Artificial intelligence can change the way scientists discover and design drugs; it can inform the design of synthetic organisms for medical and industrial applications; it can explain how proteins fold and how viruses shapeshift to evade immune defenses; it can illuminate how cancer manipulates the immune system to ensure its survival; and it can reveal how various molecules interact in states of equilibrium and disequilibrium.

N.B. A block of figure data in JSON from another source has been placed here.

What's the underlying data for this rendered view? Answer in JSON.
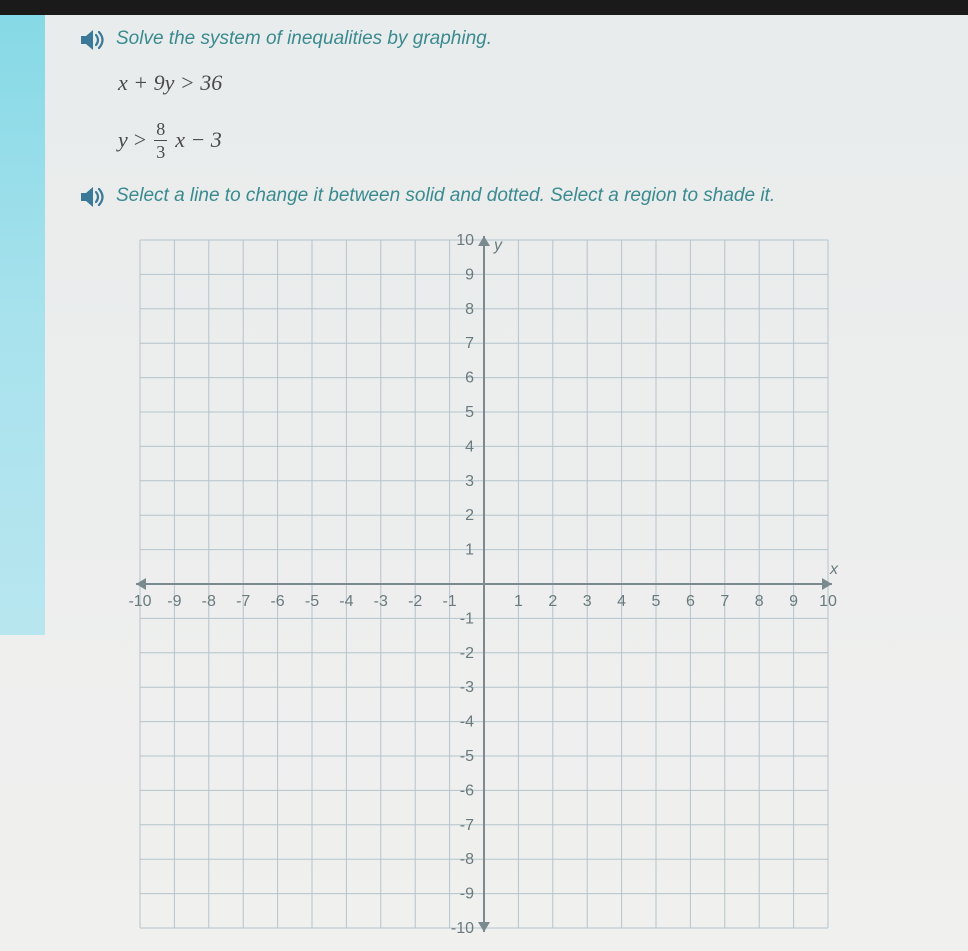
{
  "prompt1": "Solve the system of inequalities by graphing.",
  "eq1": "x + 9y > 36",
  "eq2": {
    "lhs": "y",
    "op": ">",
    "frac_num": "8",
    "frac_den": "3",
    "tail": "x − 3"
  },
  "prompt2": "Select a line to change it between solid and dotted. Select a region to shade it.",
  "graph": {
    "size": 712,
    "grid_min": -10,
    "grid_max": 10,
    "tick_min": -10,
    "tick_max": 10,
    "tick_step": 1,
    "grid_color": "#b4c4cc",
    "axis_color": "#7a8a8e",
    "label_color": "#6a7a7e",
    "bg_color": "#eef1f0",
    "x_label": "x",
    "y_label": "y",
    "label_font_size": 16,
    "tick_font_size": 16,
    "arrow_size": 10
  },
  "speaker_icon_color": "#3a7a98"
}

AI is doing all that with never-before-seen speed and accuracy.
These are some of the emerging uses of AI in the natural and life sciences that will transform knowledge and discovery beyond the bedside.
A daylong media boot camp at Harvard Medical School will explore these areas more.
Topics include:
- How AI can augment the human scientist.
- AI in protein discovery and protein design.
- Illuminating interactions across molecules and proteins to understand how the body works and what goes wrong in disease.
- AI and the exposome: Can AI help researchers untangle the interplay between genes, environment, social determinants of health, and more?
- How AI can elucidate perturbational effects in complex systems to forecast disease risk and design therapies.
- Predicting pathogen evolution and forecasting disease outbreaks.
- Applying an AI lens to the study of cancer evolution, tumor microenvironment, and tumor behavior.
- AI-augmented laboratories of the future.
- AI and the brain: Demystifying decision-making.
- Bioethical and biosecurity concerns of AI tools in science.
To apply
Please email the following materials to ekaterina_pesheva@hms.harvard.edu by 11:59 p.m., ET, on Sunday, March 31.
- Two to three paragraphs detailing why you are interested in the topic, and what you hope to take away from the seminar.
- Three to five relevant samples of your work in the field of science/medical journalism.
- A brief bio sketch (around 250 words).
In addition, please state that you have approval from your editor, or usual freelance clients, to cover the topic broadly at some point in the future. Reporters are not obligated to cover Harvard Medical School’s work in the area, just the subject as a whole.
Selected participants will be notified by April 15.